Cantrell’s communications director, Beau Tidwell, declined to comment further “as this matter may be the subject of potential litigation,” he wrote in an email Tuesday afternoon. Responding to questions last week, Tidwell said the mayor “engaged in fact-finding calls with multiple concerned parties,” but did not say who was on the calls and how many utility board members participated at the same time.

Utility board members Joseph Peychaud, Robin Barnes, Andrew Amacker and Lynes “Poco” Sloss declined to comment about the calls Tuesday. Board president pro-tempore Tamika Duplessis and member Ralph Johnson did not immediately respond to emails seeking comment. No contact information could be immediately found for members Stacy Horn Koch, Lewis Stirling III and Eileen Gleason.

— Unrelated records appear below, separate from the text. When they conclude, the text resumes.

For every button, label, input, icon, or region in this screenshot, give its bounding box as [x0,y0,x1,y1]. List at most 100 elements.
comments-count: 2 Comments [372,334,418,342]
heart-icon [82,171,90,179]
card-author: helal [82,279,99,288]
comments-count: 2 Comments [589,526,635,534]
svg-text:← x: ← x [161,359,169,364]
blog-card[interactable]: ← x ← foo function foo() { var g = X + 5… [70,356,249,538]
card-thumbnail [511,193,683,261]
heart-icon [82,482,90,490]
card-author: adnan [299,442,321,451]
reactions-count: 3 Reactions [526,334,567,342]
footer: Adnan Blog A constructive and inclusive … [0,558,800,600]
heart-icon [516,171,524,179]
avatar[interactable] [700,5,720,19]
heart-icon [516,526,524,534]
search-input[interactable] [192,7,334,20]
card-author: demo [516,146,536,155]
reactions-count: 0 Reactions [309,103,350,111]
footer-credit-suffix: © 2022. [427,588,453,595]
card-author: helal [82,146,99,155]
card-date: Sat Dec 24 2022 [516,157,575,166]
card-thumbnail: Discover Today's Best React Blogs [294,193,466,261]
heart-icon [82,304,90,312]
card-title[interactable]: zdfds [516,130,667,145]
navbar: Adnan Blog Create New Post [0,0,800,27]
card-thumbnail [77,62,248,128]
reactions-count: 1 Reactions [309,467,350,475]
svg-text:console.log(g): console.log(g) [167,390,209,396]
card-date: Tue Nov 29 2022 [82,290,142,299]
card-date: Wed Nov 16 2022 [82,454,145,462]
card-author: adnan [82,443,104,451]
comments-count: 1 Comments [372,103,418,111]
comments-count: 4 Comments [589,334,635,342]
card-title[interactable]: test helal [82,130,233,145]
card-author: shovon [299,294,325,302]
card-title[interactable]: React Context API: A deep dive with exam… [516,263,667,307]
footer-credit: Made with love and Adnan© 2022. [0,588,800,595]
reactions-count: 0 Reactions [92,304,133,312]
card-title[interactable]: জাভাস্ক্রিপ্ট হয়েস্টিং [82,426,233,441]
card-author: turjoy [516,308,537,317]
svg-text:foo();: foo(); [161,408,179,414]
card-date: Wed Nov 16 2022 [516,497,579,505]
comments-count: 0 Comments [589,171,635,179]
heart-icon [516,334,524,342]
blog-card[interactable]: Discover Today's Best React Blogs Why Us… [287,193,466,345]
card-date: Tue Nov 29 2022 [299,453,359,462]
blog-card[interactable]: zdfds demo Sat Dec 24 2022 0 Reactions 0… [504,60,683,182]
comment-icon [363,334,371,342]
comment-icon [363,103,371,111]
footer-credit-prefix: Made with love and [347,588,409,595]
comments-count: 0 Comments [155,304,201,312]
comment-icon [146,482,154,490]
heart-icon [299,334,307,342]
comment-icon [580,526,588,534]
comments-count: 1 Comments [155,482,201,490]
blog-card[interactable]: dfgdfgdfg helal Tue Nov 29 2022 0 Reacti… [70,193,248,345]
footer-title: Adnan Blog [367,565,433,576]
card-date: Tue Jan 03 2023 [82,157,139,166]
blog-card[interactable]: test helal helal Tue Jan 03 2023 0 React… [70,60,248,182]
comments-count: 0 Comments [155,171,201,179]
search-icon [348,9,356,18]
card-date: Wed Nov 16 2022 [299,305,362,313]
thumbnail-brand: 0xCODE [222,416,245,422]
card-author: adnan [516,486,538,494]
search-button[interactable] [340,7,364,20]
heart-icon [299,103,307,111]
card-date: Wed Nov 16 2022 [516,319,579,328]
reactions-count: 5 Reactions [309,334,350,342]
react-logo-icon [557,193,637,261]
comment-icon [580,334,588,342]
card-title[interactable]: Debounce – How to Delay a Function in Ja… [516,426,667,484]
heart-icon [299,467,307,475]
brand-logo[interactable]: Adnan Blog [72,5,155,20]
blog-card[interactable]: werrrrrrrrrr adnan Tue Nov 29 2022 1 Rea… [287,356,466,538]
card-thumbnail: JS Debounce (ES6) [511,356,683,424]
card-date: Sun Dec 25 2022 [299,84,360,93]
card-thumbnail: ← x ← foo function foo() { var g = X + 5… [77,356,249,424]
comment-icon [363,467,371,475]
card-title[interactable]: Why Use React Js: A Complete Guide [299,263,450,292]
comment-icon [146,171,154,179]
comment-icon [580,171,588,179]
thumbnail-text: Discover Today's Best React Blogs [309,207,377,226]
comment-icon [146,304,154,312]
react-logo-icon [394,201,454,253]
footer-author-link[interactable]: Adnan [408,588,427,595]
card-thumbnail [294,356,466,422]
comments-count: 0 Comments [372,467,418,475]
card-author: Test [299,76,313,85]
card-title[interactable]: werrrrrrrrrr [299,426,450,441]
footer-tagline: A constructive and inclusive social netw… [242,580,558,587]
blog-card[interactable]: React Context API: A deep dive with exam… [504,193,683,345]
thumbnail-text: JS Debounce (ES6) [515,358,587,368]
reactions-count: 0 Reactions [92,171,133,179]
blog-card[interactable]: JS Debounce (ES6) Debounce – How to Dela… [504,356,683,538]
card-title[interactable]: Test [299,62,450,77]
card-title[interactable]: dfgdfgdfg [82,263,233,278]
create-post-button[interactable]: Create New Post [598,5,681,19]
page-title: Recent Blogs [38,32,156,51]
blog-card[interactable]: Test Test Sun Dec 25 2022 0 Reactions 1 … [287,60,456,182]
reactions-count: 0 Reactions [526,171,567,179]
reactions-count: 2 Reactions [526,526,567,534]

In an Aug. 20 internal memo, Brown-Russell summarized her discussion on a “conference call” with “several board members” about why she had authorized the pay raises, according to a copy of the memo NOLA.com | The Times-Picayune obtained. That document does not name the participants on the call, or how many board members joined the call.

Last week, The Lens reported on emails that indicated at least eight board members had been expected to participate in the call. The emails also indicate a second phone call was scheduled that five board members signed on to join. One email included the phrase “Resignations/terminations effective 8/20” on a list of apparent discussion topics, according to The Lens’ report. Another email included words attributed to Cantrell stating that “the last call went well given the circumstances.”

Scott Sternberg, a New Orleans-based media and business attorney who also serves as general counsel for the Louisiana Press Association, said Tuesday that he believes “there’s no question” the phone conversations ran afoul of the state’s open meetings law.

Even if no official action was taken on any calls, Sternberg said state law would not allow more than half of the board members to discuss over the phone together subjects like employee pay raises.

“The law is very clear that when a quorum of a public body gathers together to deliberate or discuss or receive information about something they have jurisdiction or control over, that’s a meeting,” Sternberg said over the phone Tuesday. “It seems pretty clear to me that this was something that should have been properly noticed, and then there are plenty of procedures by which they can go into executive session and discuss things.”

Sharonda Williams, an attorney who is representing the three ousted deputy directors, said much the same in an Aug. 27 letter she sent to Sewerage & Water Board leadership. In her letter, she wrote the board “failed to comply with the requirements of the Louisiana Open Meetings Law,” and argued that Cantrell would not have authority to ask for the deputy directors’ resignations “unless she was speaking on behalf of the entire Board based upon an action properly considered in an open meeting.” Her letter said no such open meeting took place.

Tidwell, in an email last week, said Cantrell had “requested that those three resignations be made, and anticipated that her request would be fulfilled.”

At Tuesday’s breakfast event, Cantrell noted that “changes were being made that I pushed for” in the days prior to her Aug. 20 news conference. The mayor added that she “absolutely had to take a hard look at that, and once I did I wanted to inform my board of that.”

“I don’t believe in rubber stamps and I do believe in informing people if I want them to be engaged,” Cantrell said Tuesday. “And it’s respecting their role and their time and their service that they commit to really each and every one of us as they serve on the Sewerage & Water Board.”

Cantrell continued: “And I did not want to re-create — I’m conscious about this — a situation to where board members and things go down that they feel like the president is doing this, and they know nothing about it.”